As obras de grandes genealogistas do passado como a de Frei Jaboatão, a de Pedro Taques, a de Rheingantz e a de Silva Leme são fundamentais para a construção das árvores genealógicas de boa parte dos brasileiros contemporâneos, mesmo para aqueles que se propõem a criá-las no FamilySearch, plataforma colaborativa onde um ramo criado pode se unir a outros já disponíveis e criados por terceiros a partir de referências obtidas nas tais obras. Para o bem da precisão, é preciso reconhecer que as grandes obras genealógicas não estão absolutamente corretas e podem conter erros de interpretação dos documentos originais. Outro aspecto que merece atenção é o fato de que elas nem sempre informam as datas e locais de nascimento, casamento e óbito dos membros das famílias nelas contidas. Este último é um aspecto que desperta meu interesse, pois dispor dessas informações é essencial para a construção de um relato histórico e familiar fidedigno. Um caso a que há algum tempo tenho me dedicado é o do cristão-novo Afonso Mendes, cirurgião-mor da corte portuguesa que veio para Salvador em 1557 na frota que trouxe Mem de Sá, o terceiro governador-geral do Brasil. Pouco se sabe sobre a vida dele antes da vinda para o Brasil e sobre a de seus familiares em Portugal e no Brasil, pois nenhuma obra genealógica do passado se dedicou inteiramente a eles. Por essas razões eu me predispus a reunir as pistas esparsas disponíveis para tentar construir um relato coerente.
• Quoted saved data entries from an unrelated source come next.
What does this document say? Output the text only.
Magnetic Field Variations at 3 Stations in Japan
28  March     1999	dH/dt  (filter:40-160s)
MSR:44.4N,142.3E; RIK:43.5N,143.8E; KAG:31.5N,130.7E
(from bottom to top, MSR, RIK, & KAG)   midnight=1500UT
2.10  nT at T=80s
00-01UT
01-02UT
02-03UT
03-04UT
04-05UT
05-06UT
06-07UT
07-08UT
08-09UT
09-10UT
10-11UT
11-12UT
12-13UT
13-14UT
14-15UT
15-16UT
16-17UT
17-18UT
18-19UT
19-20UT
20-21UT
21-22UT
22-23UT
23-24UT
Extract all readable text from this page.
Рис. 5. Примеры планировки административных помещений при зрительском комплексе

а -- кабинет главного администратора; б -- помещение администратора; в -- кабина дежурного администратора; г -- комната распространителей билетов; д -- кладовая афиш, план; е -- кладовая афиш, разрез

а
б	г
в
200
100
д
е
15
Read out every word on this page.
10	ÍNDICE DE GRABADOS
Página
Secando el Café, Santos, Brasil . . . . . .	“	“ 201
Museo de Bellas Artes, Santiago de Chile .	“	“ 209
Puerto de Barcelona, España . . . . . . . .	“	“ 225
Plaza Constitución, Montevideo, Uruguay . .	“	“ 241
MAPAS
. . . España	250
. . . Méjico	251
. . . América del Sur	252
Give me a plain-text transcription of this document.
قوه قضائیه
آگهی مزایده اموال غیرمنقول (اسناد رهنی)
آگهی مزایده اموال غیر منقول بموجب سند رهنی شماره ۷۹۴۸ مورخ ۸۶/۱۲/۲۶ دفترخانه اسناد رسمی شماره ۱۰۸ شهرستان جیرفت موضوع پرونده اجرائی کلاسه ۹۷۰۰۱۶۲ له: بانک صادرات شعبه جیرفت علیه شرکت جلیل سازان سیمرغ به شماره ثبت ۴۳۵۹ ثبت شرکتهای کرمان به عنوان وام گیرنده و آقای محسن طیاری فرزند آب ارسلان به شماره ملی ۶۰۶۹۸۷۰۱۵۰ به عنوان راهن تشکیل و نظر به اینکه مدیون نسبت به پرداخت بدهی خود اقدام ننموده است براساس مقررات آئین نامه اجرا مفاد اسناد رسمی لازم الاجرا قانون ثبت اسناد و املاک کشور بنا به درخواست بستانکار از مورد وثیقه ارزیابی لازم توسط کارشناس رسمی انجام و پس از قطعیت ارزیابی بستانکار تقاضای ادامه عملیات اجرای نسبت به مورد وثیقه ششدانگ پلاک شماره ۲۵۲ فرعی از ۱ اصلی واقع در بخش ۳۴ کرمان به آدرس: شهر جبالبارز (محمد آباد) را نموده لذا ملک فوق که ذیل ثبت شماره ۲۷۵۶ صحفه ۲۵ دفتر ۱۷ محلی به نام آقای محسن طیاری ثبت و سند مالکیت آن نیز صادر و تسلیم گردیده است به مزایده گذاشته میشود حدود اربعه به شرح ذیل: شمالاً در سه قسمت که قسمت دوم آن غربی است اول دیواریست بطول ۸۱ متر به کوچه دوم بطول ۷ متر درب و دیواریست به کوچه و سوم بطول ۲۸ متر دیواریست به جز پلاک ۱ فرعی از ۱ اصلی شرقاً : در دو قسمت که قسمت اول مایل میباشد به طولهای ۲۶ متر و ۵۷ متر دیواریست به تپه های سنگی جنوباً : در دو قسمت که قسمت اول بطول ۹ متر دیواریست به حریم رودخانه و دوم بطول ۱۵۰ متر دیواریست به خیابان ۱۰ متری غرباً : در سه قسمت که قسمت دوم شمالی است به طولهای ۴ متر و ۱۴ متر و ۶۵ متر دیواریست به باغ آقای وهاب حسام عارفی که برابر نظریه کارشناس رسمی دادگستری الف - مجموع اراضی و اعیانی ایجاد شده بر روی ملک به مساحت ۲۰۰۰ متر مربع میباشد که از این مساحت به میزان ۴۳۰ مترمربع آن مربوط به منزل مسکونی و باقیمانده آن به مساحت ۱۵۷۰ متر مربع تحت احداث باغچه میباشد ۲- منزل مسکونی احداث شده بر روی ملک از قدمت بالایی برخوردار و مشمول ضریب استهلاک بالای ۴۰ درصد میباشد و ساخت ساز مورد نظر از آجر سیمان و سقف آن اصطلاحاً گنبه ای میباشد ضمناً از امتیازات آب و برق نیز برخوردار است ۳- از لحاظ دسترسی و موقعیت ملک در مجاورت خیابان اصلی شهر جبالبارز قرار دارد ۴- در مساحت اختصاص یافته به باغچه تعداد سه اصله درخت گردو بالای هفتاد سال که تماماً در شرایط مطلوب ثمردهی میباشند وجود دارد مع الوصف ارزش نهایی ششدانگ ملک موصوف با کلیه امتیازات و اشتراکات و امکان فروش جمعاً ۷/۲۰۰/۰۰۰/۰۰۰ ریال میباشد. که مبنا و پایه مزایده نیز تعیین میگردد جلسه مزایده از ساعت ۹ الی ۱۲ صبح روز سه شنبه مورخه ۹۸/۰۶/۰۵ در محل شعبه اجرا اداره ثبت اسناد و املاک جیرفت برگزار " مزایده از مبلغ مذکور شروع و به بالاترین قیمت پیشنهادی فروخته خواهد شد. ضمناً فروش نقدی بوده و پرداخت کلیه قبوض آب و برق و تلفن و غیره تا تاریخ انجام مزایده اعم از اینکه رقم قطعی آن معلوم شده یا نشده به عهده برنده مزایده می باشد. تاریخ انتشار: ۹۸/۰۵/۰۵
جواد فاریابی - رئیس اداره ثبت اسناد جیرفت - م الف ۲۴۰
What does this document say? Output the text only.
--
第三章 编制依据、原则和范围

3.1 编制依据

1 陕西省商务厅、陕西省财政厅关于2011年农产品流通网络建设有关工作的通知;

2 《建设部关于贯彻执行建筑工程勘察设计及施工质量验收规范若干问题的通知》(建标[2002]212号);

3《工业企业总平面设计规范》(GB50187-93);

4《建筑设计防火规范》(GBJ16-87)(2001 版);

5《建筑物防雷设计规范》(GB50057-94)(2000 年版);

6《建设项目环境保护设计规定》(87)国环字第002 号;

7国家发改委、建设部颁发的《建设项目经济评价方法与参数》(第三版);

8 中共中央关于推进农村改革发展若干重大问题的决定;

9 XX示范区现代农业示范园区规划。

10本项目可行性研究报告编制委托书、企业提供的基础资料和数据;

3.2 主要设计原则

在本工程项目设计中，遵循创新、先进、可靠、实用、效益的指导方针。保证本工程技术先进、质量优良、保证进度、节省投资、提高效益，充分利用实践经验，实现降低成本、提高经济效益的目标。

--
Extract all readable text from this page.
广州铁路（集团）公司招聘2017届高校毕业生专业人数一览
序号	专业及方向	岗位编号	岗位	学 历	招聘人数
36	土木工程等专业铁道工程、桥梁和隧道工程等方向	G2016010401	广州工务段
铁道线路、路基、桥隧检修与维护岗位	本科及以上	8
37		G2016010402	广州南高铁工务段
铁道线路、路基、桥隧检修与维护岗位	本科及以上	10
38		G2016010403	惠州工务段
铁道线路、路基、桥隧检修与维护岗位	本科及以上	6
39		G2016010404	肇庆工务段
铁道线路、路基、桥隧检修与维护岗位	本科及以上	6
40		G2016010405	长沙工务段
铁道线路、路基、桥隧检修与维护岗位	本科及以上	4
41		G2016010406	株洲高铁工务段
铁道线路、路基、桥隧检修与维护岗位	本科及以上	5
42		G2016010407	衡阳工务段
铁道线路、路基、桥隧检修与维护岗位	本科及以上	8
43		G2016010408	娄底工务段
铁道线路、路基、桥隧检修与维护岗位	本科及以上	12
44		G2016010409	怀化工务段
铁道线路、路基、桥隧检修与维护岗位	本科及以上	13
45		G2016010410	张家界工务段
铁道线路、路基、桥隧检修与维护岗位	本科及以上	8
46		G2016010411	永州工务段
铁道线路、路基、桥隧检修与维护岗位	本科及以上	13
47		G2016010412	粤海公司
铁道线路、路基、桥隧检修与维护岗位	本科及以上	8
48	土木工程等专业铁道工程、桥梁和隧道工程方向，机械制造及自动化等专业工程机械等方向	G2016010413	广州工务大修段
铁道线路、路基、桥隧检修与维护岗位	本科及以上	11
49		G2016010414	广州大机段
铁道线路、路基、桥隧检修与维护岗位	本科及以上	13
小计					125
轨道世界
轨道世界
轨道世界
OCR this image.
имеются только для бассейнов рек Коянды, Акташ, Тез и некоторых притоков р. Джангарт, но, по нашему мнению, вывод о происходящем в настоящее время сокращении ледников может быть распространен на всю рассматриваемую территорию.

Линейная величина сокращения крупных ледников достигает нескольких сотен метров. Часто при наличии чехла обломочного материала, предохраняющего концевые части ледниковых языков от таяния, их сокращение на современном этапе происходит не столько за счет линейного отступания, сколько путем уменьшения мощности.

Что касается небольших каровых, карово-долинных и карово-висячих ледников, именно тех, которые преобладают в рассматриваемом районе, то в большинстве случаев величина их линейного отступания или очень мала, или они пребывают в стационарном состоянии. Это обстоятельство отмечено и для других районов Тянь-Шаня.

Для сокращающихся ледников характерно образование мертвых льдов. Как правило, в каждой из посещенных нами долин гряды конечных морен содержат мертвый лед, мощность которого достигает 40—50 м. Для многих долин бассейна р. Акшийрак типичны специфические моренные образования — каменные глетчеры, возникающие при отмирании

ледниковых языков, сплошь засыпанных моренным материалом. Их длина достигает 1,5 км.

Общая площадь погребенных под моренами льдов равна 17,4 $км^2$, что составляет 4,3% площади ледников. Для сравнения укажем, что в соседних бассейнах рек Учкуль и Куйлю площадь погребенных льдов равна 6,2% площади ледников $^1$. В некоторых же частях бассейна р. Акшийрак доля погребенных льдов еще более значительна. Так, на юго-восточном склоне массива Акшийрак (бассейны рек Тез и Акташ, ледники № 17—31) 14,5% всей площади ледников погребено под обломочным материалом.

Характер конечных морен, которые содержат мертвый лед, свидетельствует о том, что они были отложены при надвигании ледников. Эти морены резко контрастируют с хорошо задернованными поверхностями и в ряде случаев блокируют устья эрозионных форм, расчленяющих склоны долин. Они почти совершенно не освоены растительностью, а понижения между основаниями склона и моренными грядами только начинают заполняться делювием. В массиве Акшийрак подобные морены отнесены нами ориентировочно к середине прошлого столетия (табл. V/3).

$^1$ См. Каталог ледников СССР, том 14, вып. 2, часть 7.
Com Afonso Mendes, vieram, provavelmente também em 1557, sua mulher Maria Lopes e alguns dos cinco filhos que eles já teriam, a saber:  Álvaro Pacheco, Ana de Oliveira, Branca de Leão, Manoel Afonso e Violante Pacheco. Pelo documento no qual o rei de Portugal autorizou seu cirurgião-mor a emigrar para a capital da colônia, sabe-se que Mestre Afonso, como era mais conhecido, era filho de Álvaro Mendes, natural de Portel, vila no distrito de Évora, no Alentejo Central. O mestre cirurgião faleceu no Brasil após 14 anos de serviços prestados a Mem de Sá, de quem foi médico pessoal. Entre as pistas esparsas sobre sua vida e as de seus familiares, existem um breve trecho na obra de Frei Jaboatão, os depoimentos prestados ao visitador do Santo Ofício da Inquisição que esteve em Salvador em 1591 e em Pernambuco em 1593 e ainda algumas licenças que certo mestre Afonso recebera do rei português antes de 1557. Em todos esses casos, há evidências esparsas sobre datas e locais que reúno aqui para tentar construir um relato coerente da vida desses meus antepassados que foram várias vezes denunciados por supostamente manter os costumes de seus antepassados.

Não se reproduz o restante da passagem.